There were many other things, obviously - finance is full of calculations: calculating the interests, computing dividends, finding the tax taking into account all the various exemptions, etc. Every one of them is just an application of the most basic operations of current computers - number crunching and logic evaluation.

But, this is looking at only one face of finance - the part which involved tedious manual calculations which are algorithmically specifiable. However, there is another face to finance which is what makes the experts who they are. The part that involves judgement.

If you are any familiar with Artificial Intelligence, you'll know how difficult it is to teach computers to do this. Even most humans find it difficult to give a reasonably correct prediction of how a stock price will change or how an investment will turn out beforehand. How can mere computers which are just number crunching machines do it?
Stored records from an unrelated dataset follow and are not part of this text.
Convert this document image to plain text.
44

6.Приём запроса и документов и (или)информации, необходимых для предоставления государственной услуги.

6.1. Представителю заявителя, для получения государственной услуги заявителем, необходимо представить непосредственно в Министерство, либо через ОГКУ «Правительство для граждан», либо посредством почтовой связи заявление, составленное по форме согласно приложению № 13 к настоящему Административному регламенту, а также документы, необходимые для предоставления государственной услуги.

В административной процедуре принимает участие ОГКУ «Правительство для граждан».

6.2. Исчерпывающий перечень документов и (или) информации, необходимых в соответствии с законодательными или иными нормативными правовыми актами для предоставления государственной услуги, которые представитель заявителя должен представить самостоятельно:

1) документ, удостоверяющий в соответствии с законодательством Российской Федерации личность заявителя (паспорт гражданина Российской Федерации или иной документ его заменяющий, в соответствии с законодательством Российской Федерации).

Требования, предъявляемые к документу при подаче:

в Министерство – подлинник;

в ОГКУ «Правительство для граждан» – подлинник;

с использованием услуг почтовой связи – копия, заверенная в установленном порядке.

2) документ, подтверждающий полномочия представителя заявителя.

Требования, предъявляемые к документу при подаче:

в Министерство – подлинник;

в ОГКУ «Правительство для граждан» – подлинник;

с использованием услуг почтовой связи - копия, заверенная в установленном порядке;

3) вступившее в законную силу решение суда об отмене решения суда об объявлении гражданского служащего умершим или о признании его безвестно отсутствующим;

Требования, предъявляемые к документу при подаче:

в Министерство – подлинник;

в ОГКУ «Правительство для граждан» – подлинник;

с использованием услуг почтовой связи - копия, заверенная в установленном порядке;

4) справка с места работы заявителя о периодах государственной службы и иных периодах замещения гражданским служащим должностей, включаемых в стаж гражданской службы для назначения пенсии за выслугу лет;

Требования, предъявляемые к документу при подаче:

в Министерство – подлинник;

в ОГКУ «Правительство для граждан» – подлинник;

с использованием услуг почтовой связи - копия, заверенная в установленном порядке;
However, we humans are not an easily-giving-up lot. Using these mere number crunching machines, we're trying to build things that 'think'. We have things like neural networks which try to learn from previous data and project them to the future. We have Genetic Programming methods to evolve good models of the stock price variations. Of course, it's not foolproof and will probably never be. But, it's a wonder that we've even managed to even take a number-crunching-machine to the level of a (sometimes faulty) thinker. Also, as we give the system more and more data about the economics involved, it will get more and more accurate. Currently, we're giving them only numbers - previous stock prices, possibly the company's profits and losses, and such relevant data. However, we're currently mostly unable to give some important data that a human expert has access to - the news surrounding the company, the quality of the current management, etc. When we one day find a way to feed these things to the computer (or better, have the computer find those things itself), I believe we can expect much better predictions.

Finance industry has benefited a lot from the 'primitive' types of computation we are now easily able to do - extremely fast mathematical calculations and reliable logic evaluation. It appears it also stands to benefit from the 'newer generations' of computing which are coming up - where computers will cease to be mere machines and will 'understand' and 'think' about things!